The truth of my goals list this year is that it was quite right-sized and that it covered the interests that I have had in life. It’s an omnibus of everything that I have ever glanced at and thought “oh, that would be neat.” I have wanted to learn fermentation. I have wanted to skydive. Looking over what I have done, I think the reasons that I stopped after I found 300 goals for myself are twofold. First, the expectation that I might achieve more than 200 goals in a year strains credulity. There would simply not be enough time. In this framework, I must complete my goals at a rate of one every two days. And I have done this! It just requires a lot of time management and a willingness to spend a bit of money, plus a good mix of easily accomplished goals alongside more long-term ones. No further efficiencies exist. But also, once I had gotten to 300 goals I had gotten to a point where my goal list contained many goals that I didn't necessarily feel passion for: some of the duds on my list, which remain there as pursuits I might try if I get to the end of the year and find I'm shy of the magic 210, include learning ventriloquism, learning shorthand like court stenographers use, going golfing, visiting a presidential library, and completing 10 Sunday NYT Crosswords. Some of these sound kind of fun, but I was never interested in them as much as I was interested in making neon art or visiting every continent.

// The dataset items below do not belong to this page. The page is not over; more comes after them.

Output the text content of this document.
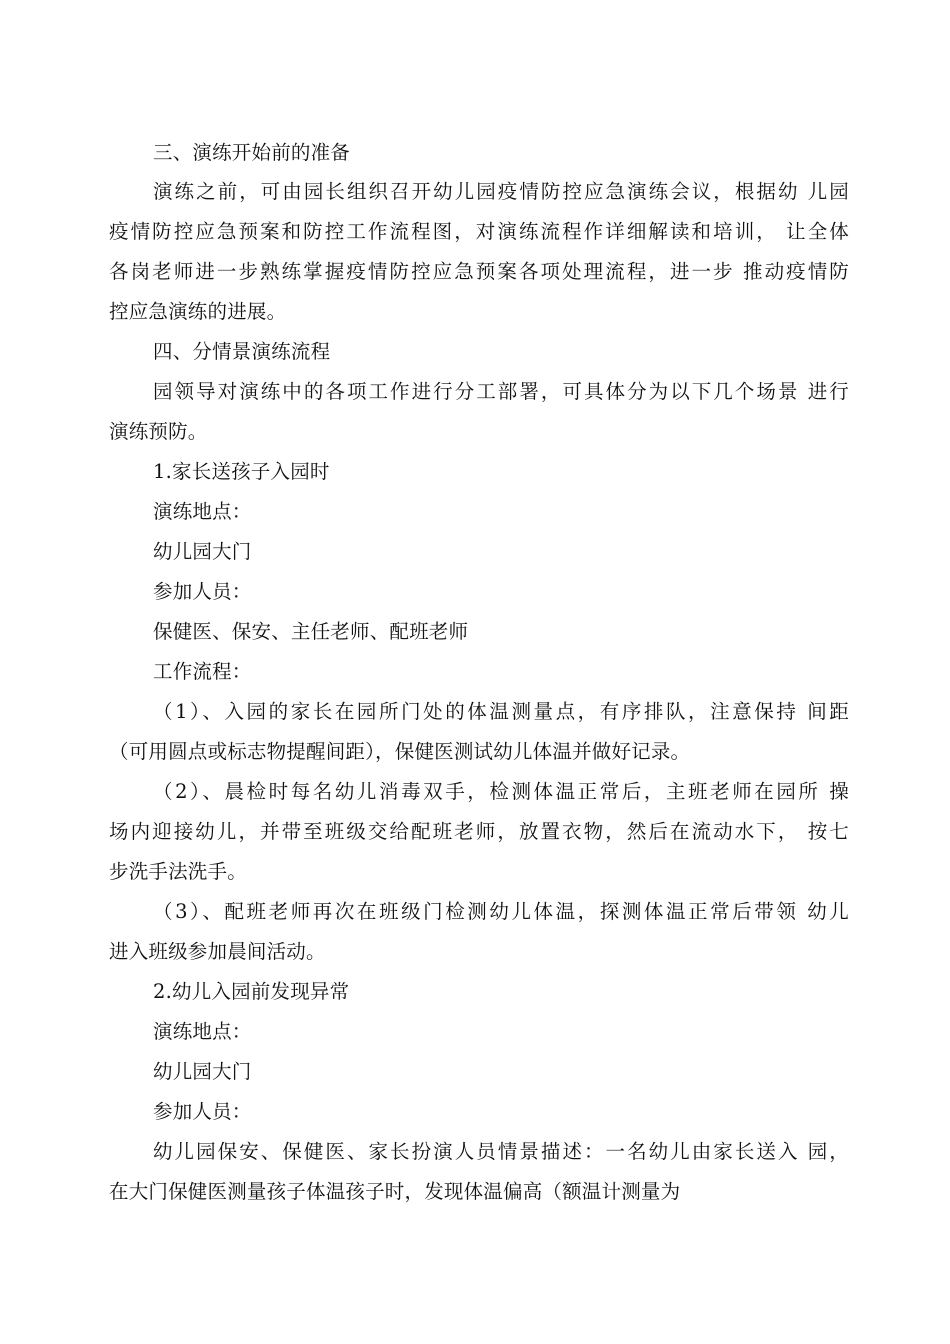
三、演练开始前的准备
演练之前，可由园长组织召开幼儿园疫情防控应急演练会议，根据幼 儿园
疫情防控应急预案和防控工作流程图，对演练流程作详细解读和培训， 让全体
各岗老师进一步熟练掌握疫情防控应急预案各项处理流程，进一步 推动疫情防
控应急演练的进展。
四、分情景演练流程
园领导对演练中的各项工作进行分工部署，可具体分为以下几个场景 进行
演练预防。
1.家长送孩子入园时
演练地点：
幼儿园大门
参加人员：
保健医、保安、主任老师、配班老师
工作流程：
（1）、入园的家长在园所门处的体温测量点，有序排队，注意保持 间距
（可用圆点或标志物提醒间距），保健医测试幼儿体温并做好记录。
（2）、晨检时每名幼儿消毒双手，检测体温正常后，主班老师在园所 操
场内迎接幼儿，并带至班级交给配班老师，放置衣物，然后在流动水下， 按七
步洗手法洗手。
（3）、配班老师再次在班级门检测幼儿体温，探测体温正常后带领 幼儿
进入班级参加晨间活动。
2.幼儿入园前发现异常
演练地点：
幼儿园大门
参加人员：
幼儿园保安、保健医、家长扮演人员情景描述：一名幼儿由家长送入 园，
在大门保健医测量孩子体温孩子时，发现体温偏高（额温计测量为
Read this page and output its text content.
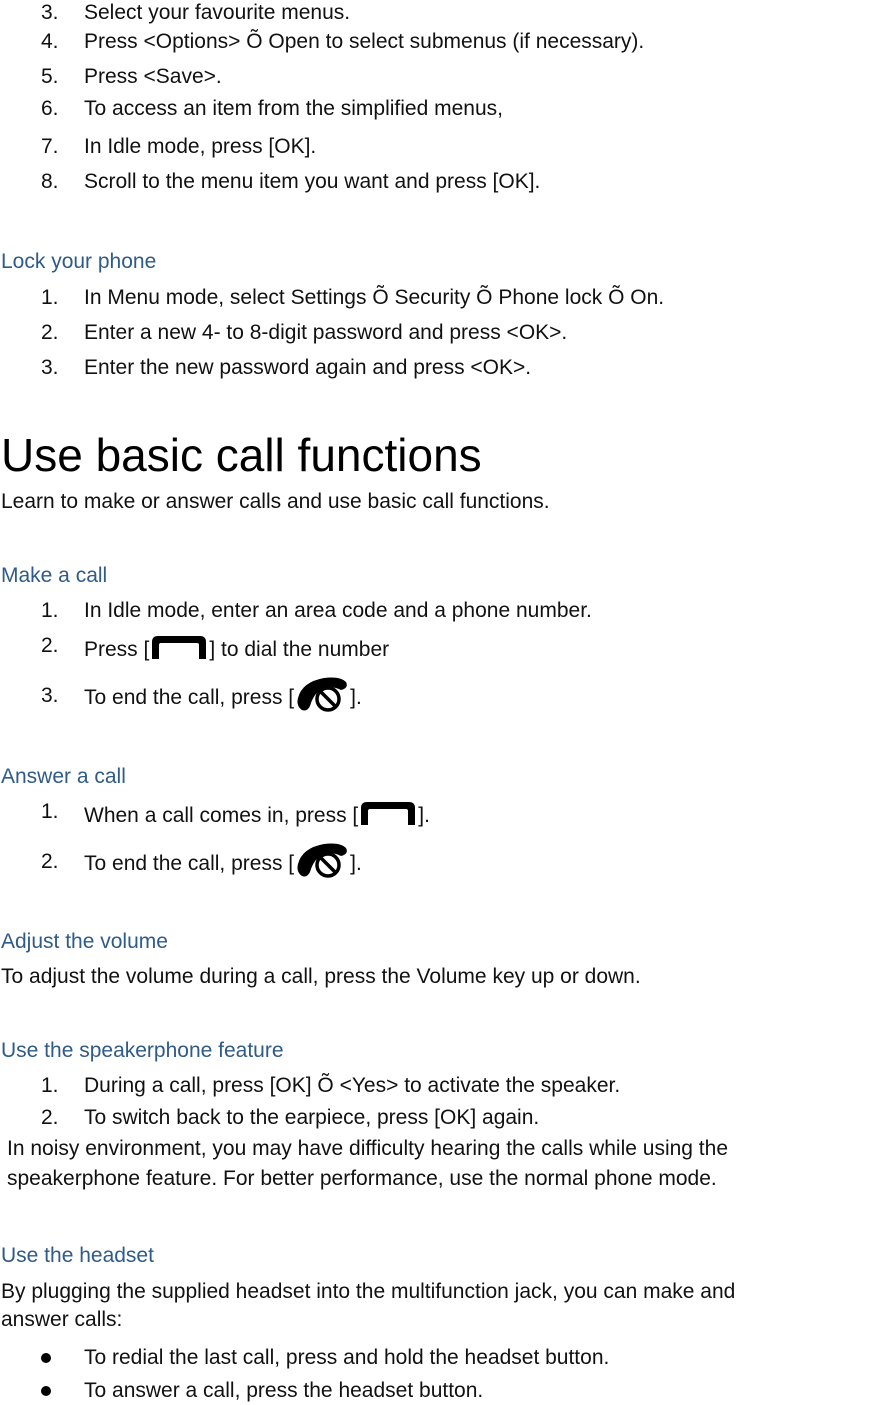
3. Select your favourite menus.
4. Press <Options> Õ Open to select submenus (if necessary).
5. Press <Save>.
6. To access an item from the simplified menus,
7. In Idle mode, press [OK].
8. Scroll to the menu item you want and press [OK].
Lock your phone
1. In Menu mode, select Settings Õ Security Õ Phone lock Õ On.
2. Enter a new 4- to 8-digit password and press <OK>.
3. Enter the new password again and press <OK>.
Use basic call functions
Learn to make or answer calls and use basic call functions.
Make a call
1. In Idle mode, enter an area code and a phone number.
2. Press [	] to dial the number
3. To end the call, press [	].
Answer a call
1. When a call comes in, press [	].
2. To end the call, press [	].
Adjust the volume
To adjust the volume during a call, press the Volume key up or down.
Use the speakerphone feature
1. During a call, press [OK] Õ <Yes> to activate the speaker.
2. To switch back to the earpiece, press [OK] again.
In noisy environment, you may have difficulty hearing the calls while using the
speakerphone feature. For better performance, use the normal phone mode.
Use the headset
By plugging the supplied headset into the multifunction jack, you can make and
answer calls:
To redial the last call, press and hold the headset button.
To answer a call, press the headset button.
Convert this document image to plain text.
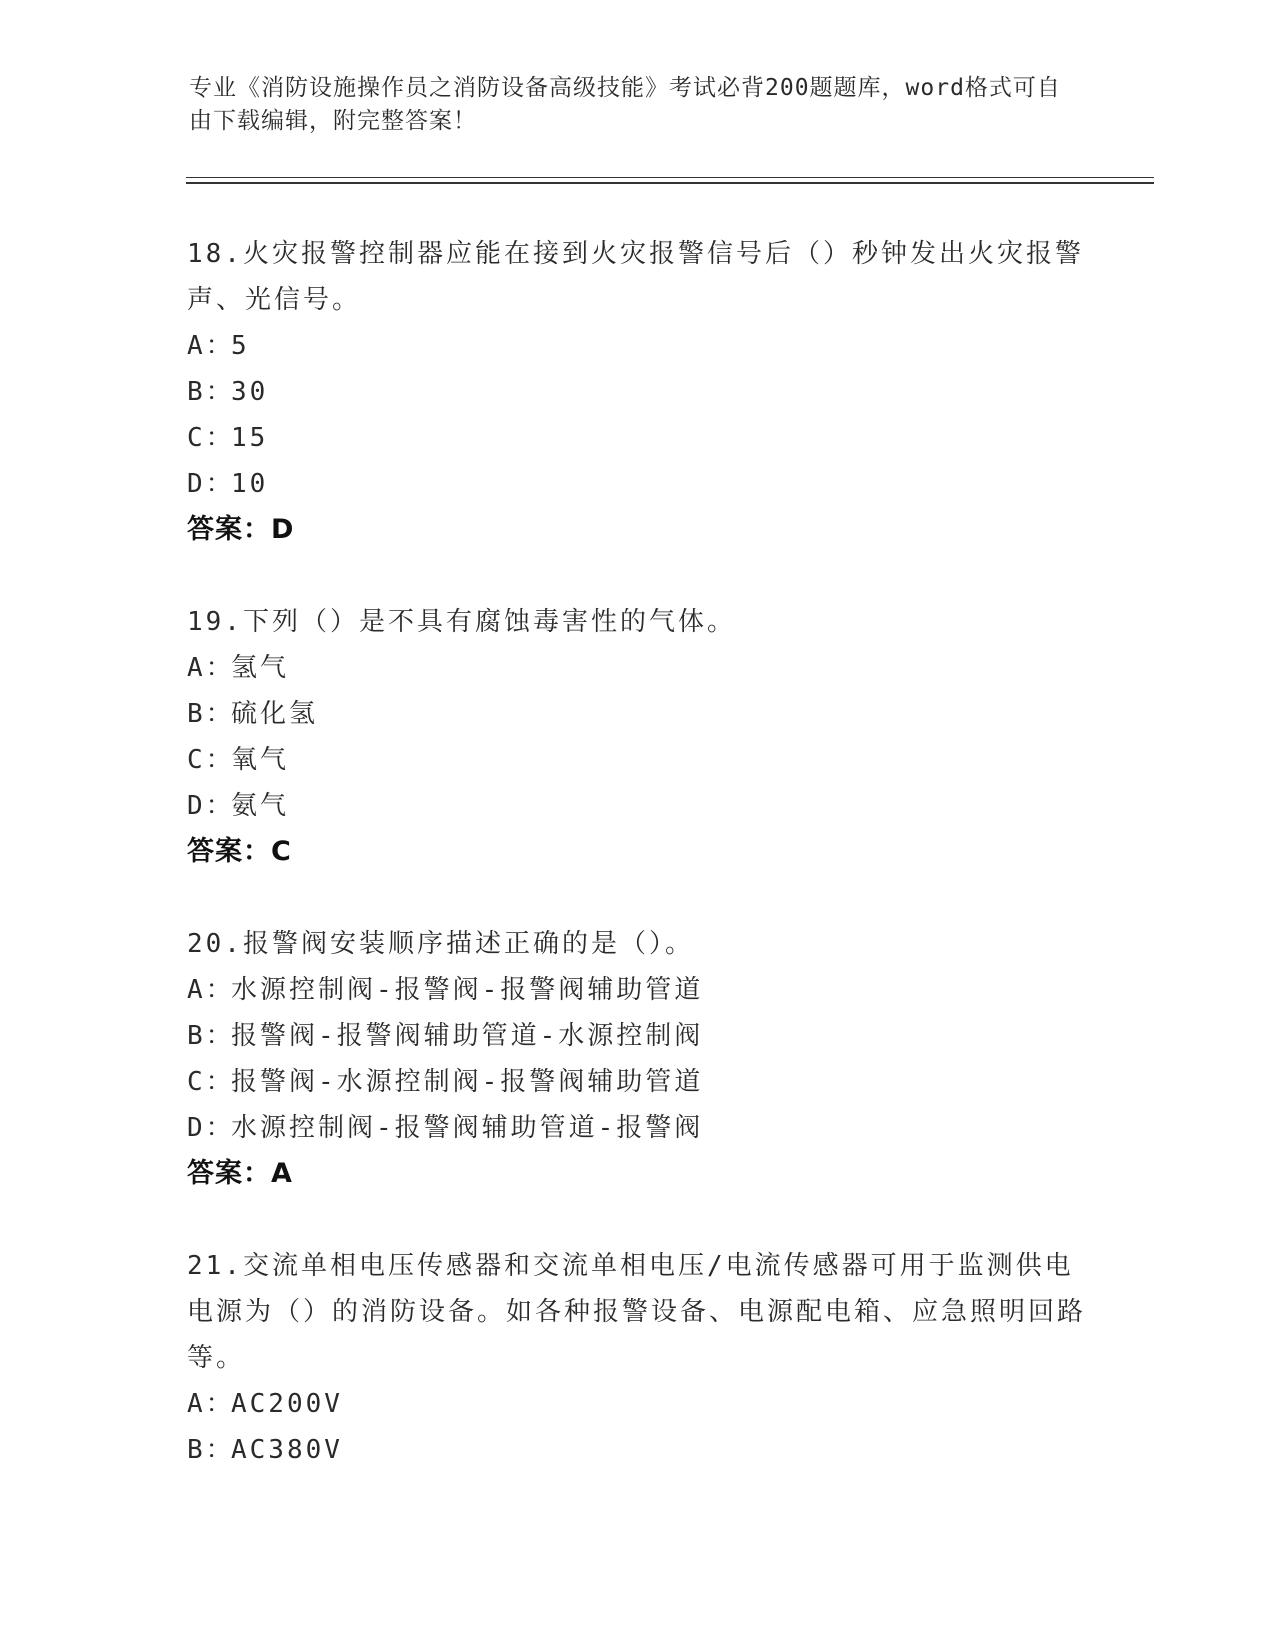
专业《消防设施操作员之消防设备高级技能》考试必背200题题库，word格式可自由下载编辑，附完整答案！
18.火灾报警控制器应能在接到火灾报警信号后（）秒钟发出火灾报警声、光信号。
A：5
B：30
C：15
D：10
答案：D
19.下列（）是不具有腐蚀毒害性的气体。
A：氢气
B：硫化氢
C：氧气
D：氨气
答案：C
20.报警阀安装顺序描述正确的是（）。
A：水源控制阀-报警阀-报警阀辅助管道
B：报警阀-报警阀辅助管道-水源控制阀
C：报警阀-水源控制阀-报警阀辅助管道
D：水源控制阀-报警阀辅助管道-报警阀
答案：A
21.交流单相电压传感器和交流单相电压/电流传感器可用于监测供电电源为（）的消防设备。如各种报警设备、电源配电箱、应急照明回路等。
A：AC200V
B：AC380V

So maybe next year I will have a smaller list of more in-depth goals, hoping to build on the current foundation I have by focusing on doing better at the accomplished goals that I actually enjoyed. Chess. Surfing. Fermentation. Putting out more skulls. Graduate from pillow cases to garments.
Or maybe I focus on a quiet year without much of any overarching theme. Maybe a year of rest would provide deeper reflection. Maybe my goal will be something simple, like making the best vegan chicken known to man or doubling the number of species on earth.